The prompt evaluation and treatment of patients with suspected bacterial meningitis is paramount to successful care of these patients. The current review cites the best practices for the acute treatment of adults with suspected meningitis.
Study Highlights
- The classic triad of symptoms of bacterial meningitis includes fever, stiff neck, and alterations of mental status. However, only two thirds of adults may present with all of these symptoms. Fever appears to be the most common symptom of this triad among adults with meningitis, and the presence of any of these symptoms is highly sensitive for detecting bacterial meningitis. The absence of any of the triad of symptoms should prompt an evaluation for other etiologies of patient symptoms.
- Specific physical signs, such as Kernig’s sign, Brudzinski’s sign, and nuchal rigidity, carry a low sensitivity for detecting bacterial meningitis, but Kernig’s and Brudzinski’s signs are fairly specific. Rash is present in only a minority of cases of bacterial meningitis.
- Clinicians may be concerned regarding the possibility of cerebral herniation following lumbar puncture among patients with suspected meningitis, and this may prompt the use of CT imaging prior to lumbar puncture and delay medical treatment. The current review suggests that the relationship between lumbar puncture and brain herniation is tenuous, but CT should be considered prior to lumbar puncture among a subset of patients with a possible cerebral space-occupying lesion or brain shift along with suspected meningitis. Such patients include those with new-onset seizures, moderate-to-severe impairment of consciousness, a history of immunocompromise, and evidence of space-occupying lesions such as papilloedema and focal neurologic signs.
- Classic cerebrospinal fluid findings among patients with bacterial meningitis include white blood cell count more than 1000 cells per microliter, more than 80% neutrophils on white blood cell differential, elevated protein levels, and reduced glucose levels.
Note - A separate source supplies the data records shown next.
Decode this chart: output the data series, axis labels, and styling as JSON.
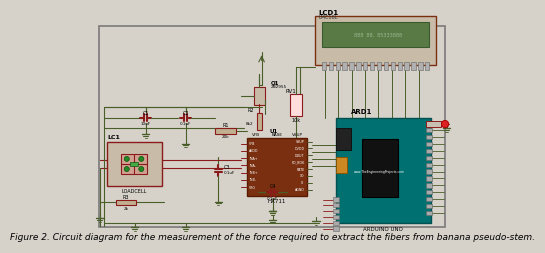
{
  "bg_color": "#d6d2ca",
  "wire_color": "#4a5e2a",
  "wire_color2": "#8b1a1a",
  "component_bg": "#cfc0a8",
  "lcd_screen_color": "#5a7a45",
  "arduino_color": "#007b7b",
  "chip_color": "#7a3010",
  "title": "Figure 2. Circuit diagram for the measurement of the force required to extract the fibers from banana pseudo-stem.",
  "title_fontsize": 6.5,
  "outer_border": "#888888",
  "cap_color": "#8b1a1a",
  "res_color": "#8b1a1a"
}
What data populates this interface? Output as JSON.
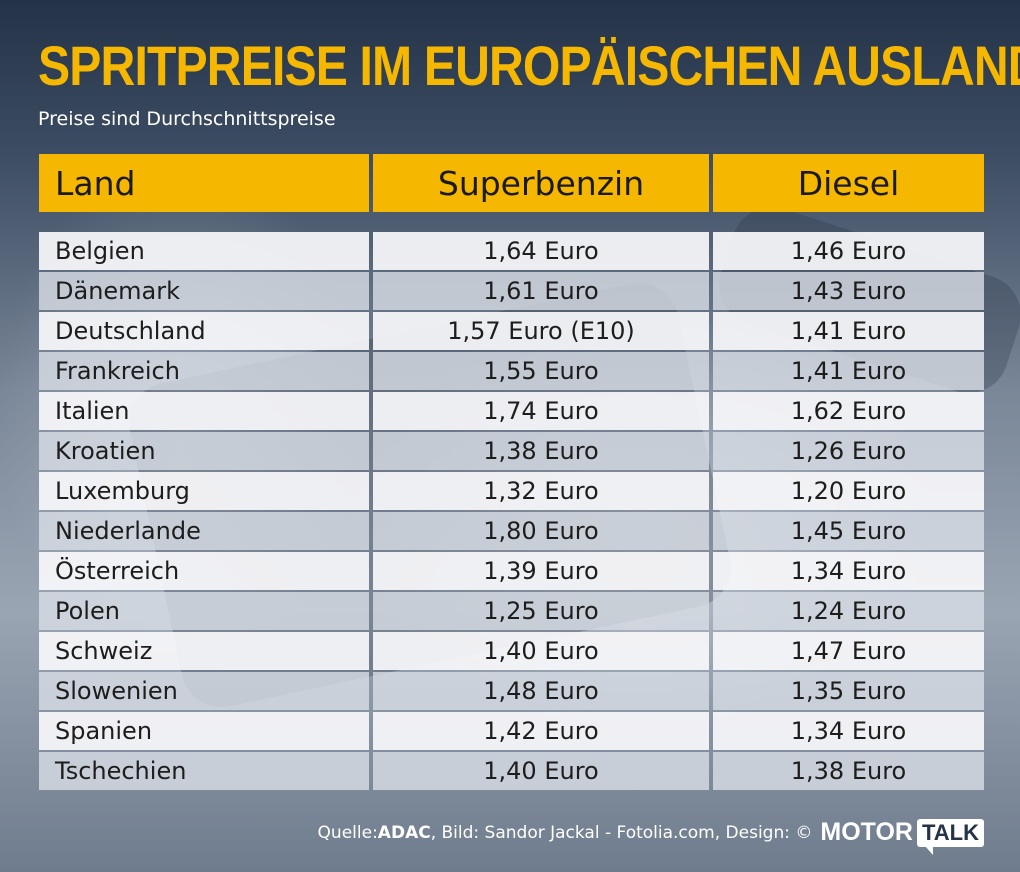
{
  "header": {
    "title": "SPRITPREISE IM EUROPÄISCHEN AUSLAND",
    "subtitle": "Preise sind Durchschnittspreise"
  },
  "table": {
    "columns": [
      "Land",
      "Superbenzin",
      "Diesel"
    ],
    "rows": [
      {
        "land": "Belgien",
        "superbenzin": "1,64 Euro",
        "diesel": "1,46 Euro"
      },
      {
        "land": "Dänemark",
        "superbenzin": "1,61 Euro",
        "diesel": "1,43 Euro"
      },
      {
        "land": "Deutschland",
        "superbenzin": "1,57 Euro (E10)",
        "diesel": "1,41 Euro"
      },
      {
        "land": "Frankreich",
        "superbenzin": "1,55 Euro",
        "diesel": "1,41 Euro"
      },
      {
        "land": "Italien",
        "superbenzin": "1,74 Euro",
        "diesel": "1,62 Euro"
      },
      {
        "land": "Kroatien",
        "superbenzin": "1,38 Euro",
        "diesel": "1,26 Euro"
      },
      {
        "land": "Luxemburg",
        "superbenzin": "1,32 Euro",
        "diesel": "1,20 Euro"
      },
      {
        "land": "Niederlande",
        "superbenzin": "1,80 Euro",
        "diesel": "1,45 Euro"
      },
      {
        "land": "Österreich",
        "superbenzin": "1,39 Euro",
        "diesel": "1,34 Euro"
      },
      {
        "land": "Polen",
        "superbenzin": "1,25 Euro",
        "diesel": "1,24 Euro"
      },
      {
        "land": "Schweiz",
        "superbenzin": "1,40 Euro",
        "diesel": "1,47 Euro"
      },
      {
        "land": "Slowenien",
        "superbenzin": "1,48 Euro",
        "diesel": "1,35 Euro"
      },
      {
        "land": "Spanien",
        "superbenzin": "1,42 Euro",
        "diesel": "1,34 Euro"
      },
      {
        "land": "Tschechien",
        "superbenzin": "1,40 Euro",
        "diesel": "1,38 Euro"
      }
    ]
  },
  "footer": {
    "source_prefix": "Quelle: ",
    "source": "ADAC",
    "credit": ", Bild: Sandor Jackal - Fotolia.com, Design: ©",
    "logo_part1": "MOTOR",
    "logo_part2": "TALK"
  },
  "colors": {
    "accent": "#f5b700",
    "background_dark": "#243347",
    "text_dark": "#1d1d1d"
  }
}
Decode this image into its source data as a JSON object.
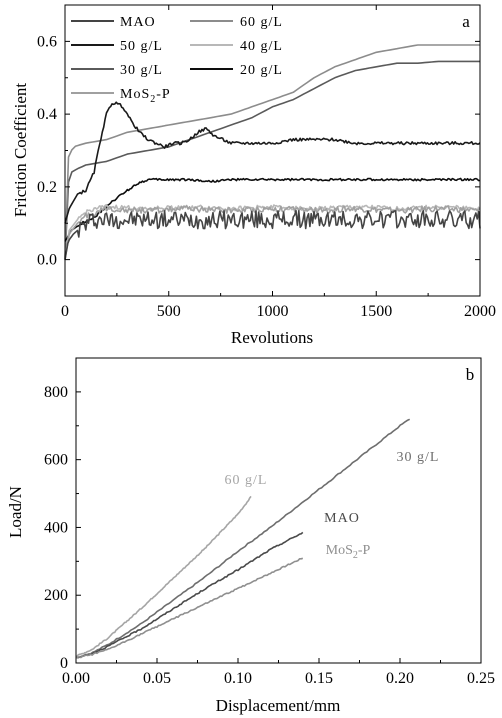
{
  "chart_data": [
    {
      "type": "line",
      "panel_label": "a",
      "xlabel": "Revolutions",
      "ylabel": "Friction Coefficient",
      "xlim": [
        0,
        2000
      ],
      "ylim": [
        -0.1,
        0.7
      ],
      "xticks": [
        "0",
        "500",
        "1000",
        "1500",
        "2000"
      ],
      "yticks": [
        "0.0",
        "0.2",
        "0.4",
        "0.6"
      ],
      "legend_position": "top-left",
      "series": [
        {
          "name": "MAO",
          "color": "#444444",
          "noise": 0.025,
          "x": [
            0,
            15,
            40,
            80,
            110,
            130,
            160,
            200,
            400,
            600,
            800,
            1000,
            1200,
            1400,
            1600,
            1800,
            2000
          ],
          "y": [
            0.0,
            0.05,
            0.07,
            0.09,
            0.1,
            0.11,
            0.11,
            0.11,
            0.11,
            0.11,
            0.11,
            0.11,
            0.11,
            0.11,
            0.11,
            0.11,
            0.11
          ]
        },
        {
          "name": "60 g/L",
          "color": "#8c8c8c",
          "noise": 0,
          "x": [
            0,
            15,
            40,
            100,
            200,
            300,
            400,
            500,
            600,
            700,
            800,
            900,
            1000,
            1100,
            1200,
            1300,
            1400,
            1500,
            1600,
            1700,
            1800,
            1900,
            2000
          ],
          "y": [
            0.0,
            0.28,
            0.31,
            0.32,
            0.33,
            0.35,
            0.36,
            0.37,
            0.38,
            0.39,
            0.4,
            0.42,
            0.44,
            0.46,
            0.5,
            0.53,
            0.55,
            0.57,
            0.58,
            0.59,
            0.59,
            0.59,
            0.59
          ]
        },
        {
          "name": "50 g/L",
          "color": "#1a1a1a",
          "noise": 0.004,
          "x": [
            0,
            20,
            60,
            100,
            140,
            175,
            200,
            225,
            250,
            280,
            320,
            360,
            400,
            440,
            480,
            520,
            560,
            600,
            640,
            680,
            720,
            760,
            800,
            900,
            1000,
            1100,
            1200,
            1300,
            1400,
            1500,
            1600,
            1700,
            1800,
            1900,
            2000
          ],
          "y": [
            0.1,
            0.14,
            0.18,
            0.19,
            0.24,
            0.34,
            0.4,
            0.43,
            0.43,
            0.42,
            0.38,
            0.35,
            0.33,
            0.32,
            0.31,
            0.32,
            0.32,
            0.33,
            0.35,
            0.36,
            0.34,
            0.33,
            0.32,
            0.32,
            0.32,
            0.33,
            0.33,
            0.33,
            0.32,
            0.32,
            0.32,
            0.32,
            0.32,
            0.32,
            0.32
          ]
        },
        {
          "name": "40 g/L",
          "color": "#b8b8b8",
          "noise": 0.006,
          "x": [
            0,
            20,
            60,
            100,
            140,
            200,
            400,
            600,
            800,
            1000,
            1200,
            1400,
            1600,
            1800,
            2000
          ],
          "y": [
            0.0,
            0.08,
            0.11,
            0.13,
            0.14,
            0.145,
            0.14,
            0.145,
            0.14,
            0.145,
            0.14,
            0.145,
            0.14,
            0.145,
            0.14
          ]
        },
        {
          "name": "30 g/L",
          "color": "#5a5a5a",
          "noise": 0,
          "x": [
            0,
            10,
            30,
            60,
            100,
            200,
            300,
            400,
            500,
            600,
            700,
            800,
            900,
            1000,
            1100,
            1200,
            1300,
            1400,
            1500,
            1600,
            1700,
            1800,
            1900,
            2000
          ],
          "y": [
            0.0,
            0.2,
            0.24,
            0.25,
            0.26,
            0.27,
            0.29,
            0.3,
            0.31,
            0.33,
            0.35,
            0.37,
            0.39,
            0.42,
            0.44,
            0.47,
            0.5,
            0.52,
            0.53,
            0.54,
            0.54,
            0.545,
            0.545,
            0.545
          ]
        },
        {
          "name": "20 g/L",
          "color": "#0d0d0d",
          "noise": 0.003,
          "x": [
            0,
            30,
            80,
            150,
            250,
            350,
            400,
            500,
            600,
            700,
            800,
            900,
            1000,
            1200,
            1400,
            1600,
            1800,
            2000
          ],
          "y": [
            0.05,
            0.08,
            0.1,
            0.12,
            0.17,
            0.21,
            0.22,
            0.22,
            0.22,
            0.215,
            0.22,
            0.22,
            0.22,
            0.22,
            0.22,
            0.22,
            0.22,
            0.22
          ]
        },
        {
          "name": "MoS2-P",
          "color": "#a0a0a0",
          "noise": 0.008,
          "x": [
            0,
            20,
            60,
            100,
            150,
            200,
            400,
            600,
            800,
            1000,
            1200,
            1400,
            1600,
            1800,
            2000
          ],
          "y": [
            0.0,
            0.07,
            0.1,
            0.12,
            0.13,
            0.14,
            0.135,
            0.14,
            0.135,
            0.14,
            0.135,
            0.14,
            0.135,
            0.14,
            0.135
          ]
        }
      ]
    },
    {
      "type": "line",
      "panel_label": "b",
      "xlabel": "Displacement/mm",
      "ylabel": "Load/N",
      "xlim": [
        0,
        0.25
      ],
      "ylim": [
        0,
        900
      ],
      "xticks": [
        "0.00",
        "0.05",
        "0.10",
        "0.15",
        "0.20",
        "0.25"
      ],
      "yticks": [
        "0",
        "200",
        "400",
        "600",
        "800"
      ],
      "series": [
        {
          "name": "30 g/L",
          "color": "#6e6e6e",
          "x": [
            0,
            0.01,
            0.02,
            0.04,
            0.06,
            0.08,
            0.1,
            0.12,
            0.14,
            0.16,
            0.18,
            0.2,
            0.206
          ],
          "y": [
            15,
            30,
            55,
            115,
            185,
            255,
            330,
            400,
            475,
            550,
            625,
            700,
            720
          ]
        },
        {
          "name": "60 g/L",
          "color": "#a5a5a5",
          "x": [
            0,
            0.01,
            0.02,
            0.04,
            0.06,
            0.08,
            0.1,
            0.108
          ],
          "y": [
            20,
            40,
            75,
            160,
            250,
            340,
            440,
            490
          ]
        },
        {
          "name": "MAO",
          "color": "#4a4a4a",
          "x": [
            0,
            0.01,
            0.02,
            0.04,
            0.06,
            0.08,
            0.1,
            0.12,
            0.14
          ],
          "y": [
            15,
            28,
            50,
            100,
            160,
            220,
            275,
            335,
            385
          ]
        },
        {
          "name": "MoS2-P",
          "color": "#8f8f8f",
          "x": [
            0,
            0.01,
            0.02,
            0.04,
            0.06,
            0.08,
            0.1,
            0.12,
            0.14
          ],
          "y": [
            15,
            25,
            40,
            85,
            130,
            175,
            220,
            265,
            310
          ]
        }
      ]
    }
  ]
}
However, approximately 10% to 20% of adults with bacterial meningitis do not have typical laboratory findings.
- Prompt initiation of treatment of patients with suspected bacterial meningitis is essential. One study found worse outcomes among patients who received antibiotics at more than 3 hours after presentation. For adults younger than 50 years, empiric treatment should consist of 2 g of ceftriaxone or 2 g of cefotaxime plus 1 g of vancomycin plus 10 mg of dexamethasone intravenously. Ampicillin 2 g intravenously should be added for patients at age 50 years or older for possible infection with L monocytogenes.
- The authors recommend treatment with dexamethasone every 6 hours for 4 days for adults with bacterial meningitis. Dexamethasone should be initiated before or during the initial dose of antibiotics.
Pearls for Practice
- Classic cerebrospinal fluid findings among patients with bacterial meningitis include white blood cell count of more than 1000 cells per microliter, more than 80% neutrophils on white blood cell differential, elevated protein levels, and reduced glucose levels.
- For adults younger than 50 years, empiric treatment of suspected bacterial meningitis should consist of 2 g of ceftriaxone or 2 g of cefotaxime plus 1 g of vancomycin plus 10 mg of dexamethasone intravenously. Ampicillin 2 g intravenously should be added for patients at age 50 years or older for possible infection with L monocytogenes.